Kennedy’s Fisher opinion upheld this modest program, but it did so with several caveats. “Race may not be considered [by a university], Kennedy wrote, “unless the admissions process can withstand” the highest level of constitutional scrutiny. Specifically, that means that “through regular evaluation of data and consideration of student experience, the University must tailor its approach in light of changing circumstances, ensuring that race plays no greater role than is necessary to meet its compelling interest.”
Thus, an admissions policy that is upheld today may still fail a new review tomorrow.
Kennedy’s opinion also emphasizes just how many hoops Texas had to jump through to produce an acceptable plan. The university “conducted ‘months of study and deliberation, including retreats, interviews, [and] review of data.’” That resulted in a proposal that “was written following a year-long study.”
Public universities wishing to implement affirmative action programs, in other words, must undergo a long and costly process to do so. They must regularly reevaluate their existing program, and they can be sued by conservative activists. And even if a university’s program is upheld by the courts, that doesn’t prevent a new set of activists from challenging the program again the next day.
A bizarro Justice Department
One saving grace for universities is the fact that wearing down a policy you don’t like through a series of lawsuits is expensive. The sort of activists who challenge affirmative action in court do not have unlimited resources. Even after the precedent set by Fisher, many university admissions plans were likely to skate by unchallenged.
But now the Justice Department is threatening to bring the full weight of the United States government down on universities that seek to diversify their campus. They are threatening to turn the department’s Civil Rights Division into a bizarro version of itself.
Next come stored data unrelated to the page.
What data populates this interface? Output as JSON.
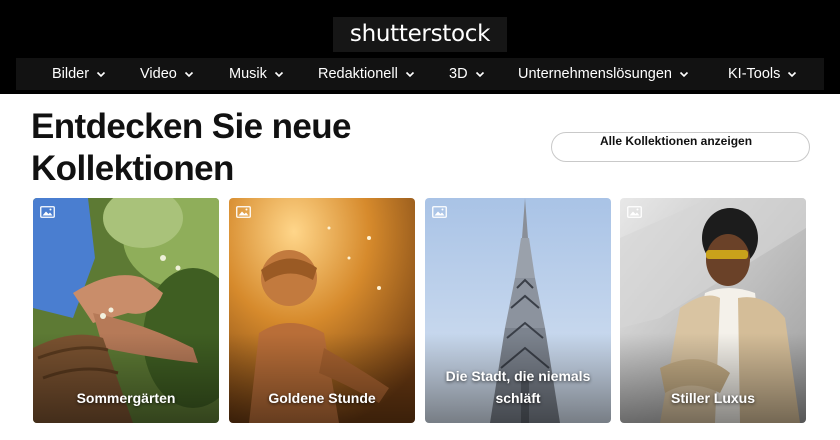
{
  "header": {
    "logo_text": "shutterstock",
    "nav": [
      {
        "label": "Bilder",
        "icon": "chevron-down-icon"
      },
      {
        "label": "Video",
        "icon": "chevron-down-icon"
      },
      {
        "label": "Musik",
        "icon": "chevron-down-icon"
      },
      {
        "label": "Redaktionell",
        "icon": "chevron-down-icon"
      },
      {
        "label": "3D",
        "icon": "chevron-down-icon"
      },
      {
        "label": "Unternehmenslösungen",
        "icon": "chevron-down-icon"
      },
      {
        "label": "KI-Tools",
        "icon": "chevron-down-icon"
      }
    ]
  },
  "main": {
    "title_line1": "Entdecken Sie neue",
    "title_line2": "Kollektionen",
    "all_collections_button": "Alle Kollektionen anzeigen",
    "cards": [
      {
        "label": "Sommergärten",
        "icon": "image-icon"
      },
      {
        "label": "Goldene Stunde",
        "icon": "image-icon"
      },
      {
        "label": "Die Stadt, die niemals schläft",
        "icon": "image-icon"
      },
      {
        "label": "Stiller Luxus",
        "icon": "image-icon"
      }
    ]
  },
  "colors": {
    "header_bg": "#000000",
    "nav_bg": "#121212",
    "text": "#111111",
    "button_border": "#c9c9c9"
  }
}
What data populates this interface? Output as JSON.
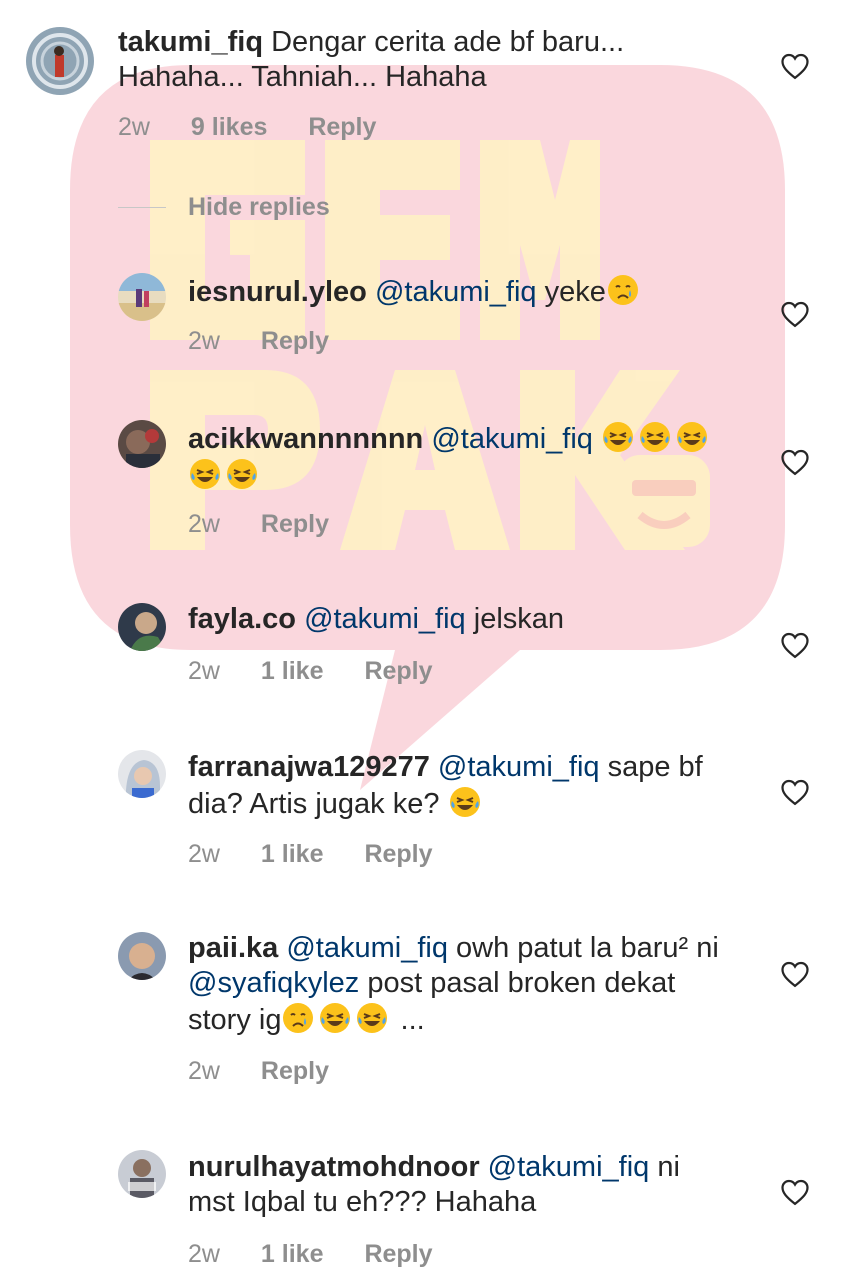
{
  "watermark": {
    "line1": "GEM",
    "line2": "PAK",
    "colors": {
      "bubble": "#f4a7b3",
      "letters": "#fff3c4"
    }
  },
  "hide_replies": "Hide replies",
  "comments": [
    {
      "username": "takumi_fiq",
      "text": "Dengar cerita ade bf baru... Hahaha... Tahniah... Hahaha",
      "time": "2w",
      "likes": "9 likes",
      "reply": "Reply"
    },
    {
      "username": "iesnurul.yleo",
      "mention": "@takumi_fiq",
      "text": "yeke",
      "emojis": [
        "crying-face"
      ],
      "time": "2w",
      "reply": "Reply"
    },
    {
      "username": "acikkwannnnnnn",
      "mention": "@takumi_fiq",
      "emojis": [
        "tears-of-joy",
        "tears-of-joy",
        "tears-of-joy",
        "tears-of-joy",
        "tears-of-joy"
      ],
      "time": "2w",
      "reply": "Reply"
    },
    {
      "username": "fayla.co",
      "mention": "@takumi_fiq",
      "text": "jelskan",
      "time": "2w",
      "likes": "1 like",
      "reply": "Reply"
    },
    {
      "username": "farranajwa129277",
      "mention": "@takumi_fiq",
      "text": "sape bf dia? Artis jugak ke?",
      "emojis": [
        "tears-of-joy"
      ],
      "time": "2w",
      "likes": "1 like",
      "reply": "Reply"
    },
    {
      "username": "paii.ka",
      "mention": "@takumi_fiq",
      "text": "owh patut la baru² ni",
      "mention2": "@syafiqkylez",
      "text2": "post pasal broken dekat story ig",
      "emojis": [
        "crying-face",
        "tears-of-joy",
        "tears-of-joy"
      ],
      "text3": "...",
      "time": "2w",
      "reply": "Reply"
    },
    {
      "username": "nurulhayatmohdnoor",
      "mention": "@takumi_fiq",
      "text": "ni mst Iqbal tu eh??? Hahaha",
      "time": "2w",
      "likes": "1 like",
      "reply": "Reply"
    }
  ]
}
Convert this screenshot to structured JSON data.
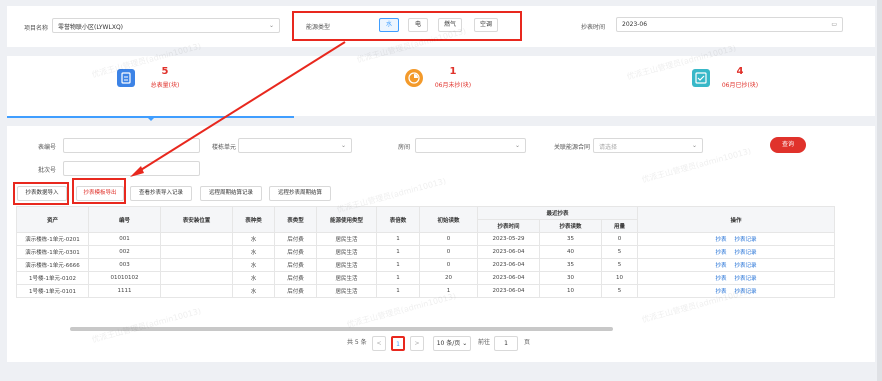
{
  "filter": {
    "project_label": "项目名称",
    "project_value": "零誉物联小区(LYWLXQ)",
    "energy_label": "能源类型",
    "energy_types": [
      "水",
      "电",
      "燃气",
      "空调"
    ],
    "meter_time_label": "抄表时间",
    "meter_time_value": "2023-06"
  },
  "stats": {
    "total_num": "5",
    "total_label": "总表量(块)",
    "unread_num": "1",
    "unread_label": "06月未抄(块)",
    "read_num": "4",
    "read_label": "06月已抄(块)"
  },
  "search": {
    "meter_no_label": "表编号",
    "unit_label": "楼栋单元",
    "room_label": "房间",
    "contract_label": "关联能源合同",
    "contract_placeholder": "请选择",
    "batch_label": "批次号",
    "query_button": "查询"
  },
  "actions": [
    "抄表数据导入",
    "抄表模板导出",
    "查看抄表导入记录",
    "远程周期结算记录",
    "远程抄表周期结算"
  ],
  "table": {
    "headers": {
      "asset": "资产",
      "number": "编号",
      "location": "表安装位置",
      "meter_kind": "表种类",
      "meter_type": "表类型",
      "usage_type": "能源使用类型",
      "multiplier": "表倍数",
      "initial": "初始读数",
      "latest": "最近抄表",
      "latest_time": "抄表时间",
      "latest_reading": "抄表读数",
      "usage": "用量",
      "ops": "操作"
    },
    "rows": [
      {
        "asset": "演示楼栋-1单元-0201",
        "number": "001",
        "location": "",
        "kind": "水",
        "type": "后付费",
        "usage_type": "居民生活",
        "multiplier": "1",
        "initial": "0",
        "time": "2023-05-29",
        "reading": "35",
        "usage": "0"
      },
      {
        "asset": "演示楼栋-1单元-0301",
        "number": "002",
        "location": "",
        "kind": "水",
        "type": "后付费",
        "usage_type": "居民生活",
        "multiplier": "1",
        "initial": "0",
        "time": "2023-06-04",
        "reading": "40",
        "usage": "5"
      },
      {
        "asset": "演示楼栋-1单元-6666",
        "number": "003",
        "location": "",
        "kind": "水",
        "type": "后付费",
        "usage_type": "居民生活",
        "multiplier": "1",
        "initial": "0",
        "time": "2023-06-04",
        "reading": "35",
        "usage": "5"
      },
      {
        "asset": "1号楼-1单元-0102",
        "number": "01010102",
        "location": "",
        "kind": "水",
        "type": "后付费",
        "usage_type": "居民生活",
        "multiplier": "1",
        "initial": "20",
        "time": "2023-06-04",
        "reading": "30",
        "usage": "10"
      },
      {
        "asset": "1号楼-1单元-0101",
        "number": "1111",
        "location": "",
        "kind": "水",
        "type": "后付费",
        "usage_type": "居民生活",
        "multiplier": "1",
        "initial": "1",
        "time": "2023-06-04",
        "reading": "10",
        "usage": "5"
      }
    ],
    "op_read": "抄表",
    "op_record": "抄表记录"
  },
  "pagination": {
    "total": "共 5 条",
    "prev": "<",
    "current": "1",
    "next": ">",
    "page_size": "10 条/页",
    "goto_label": "前往",
    "goto_value": "1",
    "page_suffix": "页"
  },
  "watermark": "优派王山管理员(admin10013)"
}
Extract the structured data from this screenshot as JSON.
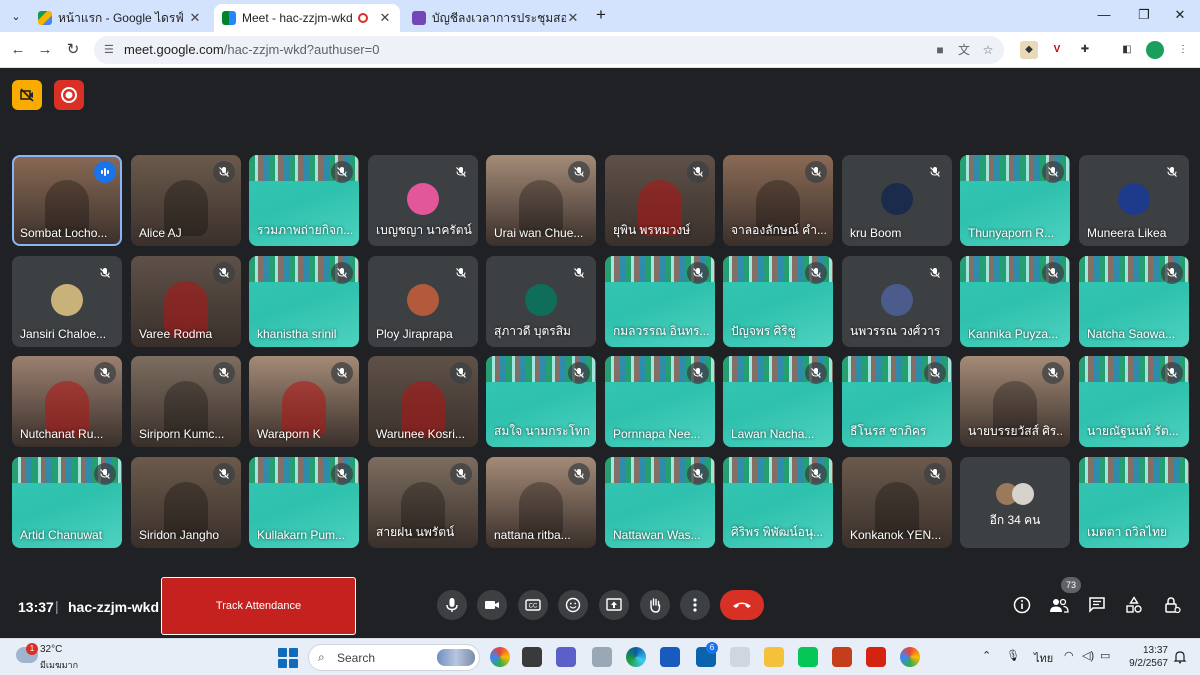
{
  "browser": {
    "tabs": [
      {
        "title": "หน้าแรก - Google ไดรฟ์",
        "favicon_color": "#1e8e3e",
        "active": false
      },
      {
        "title": "Meet - hac-zzjm-wkd",
        "favicon_color": "#00832d",
        "active": true
      },
      {
        "title": "บัญชีลงเวลาการประชุมสอบ CEFR ปี",
        "favicon_color": "#7248b9",
        "active": false
      }
    ],
    "url_host": "meet.google.com",
    "url_path": "/hac-zzjm-wkd?authuser=0"
  },
  "meet": {
    "participants": [
      {
        "name": "Sombat Locho...",
        "kind": "cam",
        "speaking": true
      },
      {
        "name": "Alice AJ",
        "kind": "cam"
      },
      {
        "name": "รวมภาพถ่ายกิจก...",
        "kind": "slide"
      },
      {
        "name": "เบญชญา นาครัตน์",
        "kind": "avatar",
        "avatar_color": "#e2579a"
      },
      {
        "name": "Urai wan Chue...",
        "kind": "cam"
      },
      {
        "name": "ยุพิน พรหมวงษ์",
        "kind": "cam",
        "red": true
      },
      {
        "name": "จาลองลักษณ์ คำ...",
        "kind": "cam"
      },
      {
        "name": "kru Boom",
        "kind": "avatar",
        "avatar_color": "#1a2b4c"
      },
      {
        "name": "Thunyaporn R...",
        "kind": "slide"
      },
      {
        "name": "Muneera Likea",
        "kind": "avatar",
        "avatar_color": "#1e3a8a"
      },
      {
        "name": "Jansiri Chaloe...",
        "kind": "avatar",
        "avatar_color": "#c9b27a"
      },
      {
        "name": "Varee Rodma",
        "kind": "cam",
        "red": true
      },
      {
        "name": "khanistha srinil",
        "kind": "slide"
      },
      {
        "name": "Ploy Jiraprapa",
        "kind": "avatar",
        "avatar_color": "#b35a3c"
      },
      {
        "name": "สุภาวดี บุตรสิม",
        "kind": "avatar",
        "avatar_color": "#0f6e59"
      },
      {
        "name": "กมลวรรณ อินทร...",
        "kind": "slide"
      },
      {
        "name": "ปัญจพร ศิริชู",
        "kind": "slide"
      },
      {
        "name": "นพวรรณ วงศ์วาร",
        "kind": "avatar",
        "avatar_color": "#4a5b8c"
      },
      {
        "name": "Kannika Puyza...",
        "kind": "slide"
      },
      {
        "name": "Natcha Saowa...",
        "kind": "slide"
      },
      {
        "name": "Nutchanat Ru...",
        "kind": "cam",
        "red": true
      },
      {
        "name": "Siriporn Kumc...",
        "kind": "cam"
      },
      {
        "name": "Waraporn K",
        "kind": "cam",
        "red": true
      },
      {
        "name": "Warunee Kosri...",
        "kind": "cam",
        "red": true
      },
      {
        "name": "สมใจ นามกระโทก",
        "kind": "slide"
      },
      {
        "name": "Pornnapa Nee...",
        "kind": "slide"
      },
      {
        "name": "Lawan Nacha...",
        "kind": "slide"
      },
      {
        "name": "ธีโนรส ชาภิคร",
        "kind": "slide"
      },
      {
        "name": "นายบรรยวัสส์ ศิร...",
        "kind": "cam"
      },
      {
        "name": "นายณัฐนนท์ รัต...",
        "kind": "slide"
      },
      {
        "name": "Artid Chanuwat",
        "kind": "slide"
      },
      {
        "name": "Siridon Jangho",
        "kind": "cam"
      },
      {
        "name": "Kullakarn Pum...",
        "kind": "slide"
      },
      {
        "name": "สายฝน นพรัตน์",
        "kind": "cam"
      },
      {
        "name": "nattana ritba...",
        "kind": "cam"
      },
      {
        "name": "Nattawan Was...",
        "kind": "slide"
      },
      {
        "name": "ศิริพร พิพัฒน์อนุ...",
        "kind": "slide"
      },
      {
        "name": "Konkanok YEN...",
        "kind": "cam"
      },
      {
        "name": "อีก 34 คน",
        "kind": "more"
      },
      {
        "name": "เมตตา ถวิลไทย",
        "kind": "slide"
      }
    ],
    "time": "13:37",
    "meeting_code": "hac-zzjm-wkd",
    "track_attendance_label": "Track Attendance",
    "people_count": "73"
  },
  "taskbar": {
    "temp": "32°C",
    "condition": "มีเมฆมาก",
    "weather_alert": "1",
    "search_label": "Search",
    "outlook_badge": "6",
    "language": "ไทย",
    "clock_time": "13:37",
    "clock_date": "9/2/2567"
  }
}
One of the primary obstacles to desegregation in the years following Brown v. Board of Education was that, when school districts refused to comply with Brown, a private party had to file a suit seeking an integration order. In no small part due to white supremacist terrorism against civil rights workers, the only organization that consistently sought out opportunities to file such suits was Thurgood Marshall’s NAACP Legal Defense Fund, and LDF could only do but so many things at once.
This problem was solved when the Civil Rights Act of 1964 enabled the Justice Department to file desegregation suits in the name of the United States government, thus bringing the full resources of the Justice Department to bear against segregated schools.
Now, however, Sessions’ Justice Department wishes to use this awesome power to fight integration.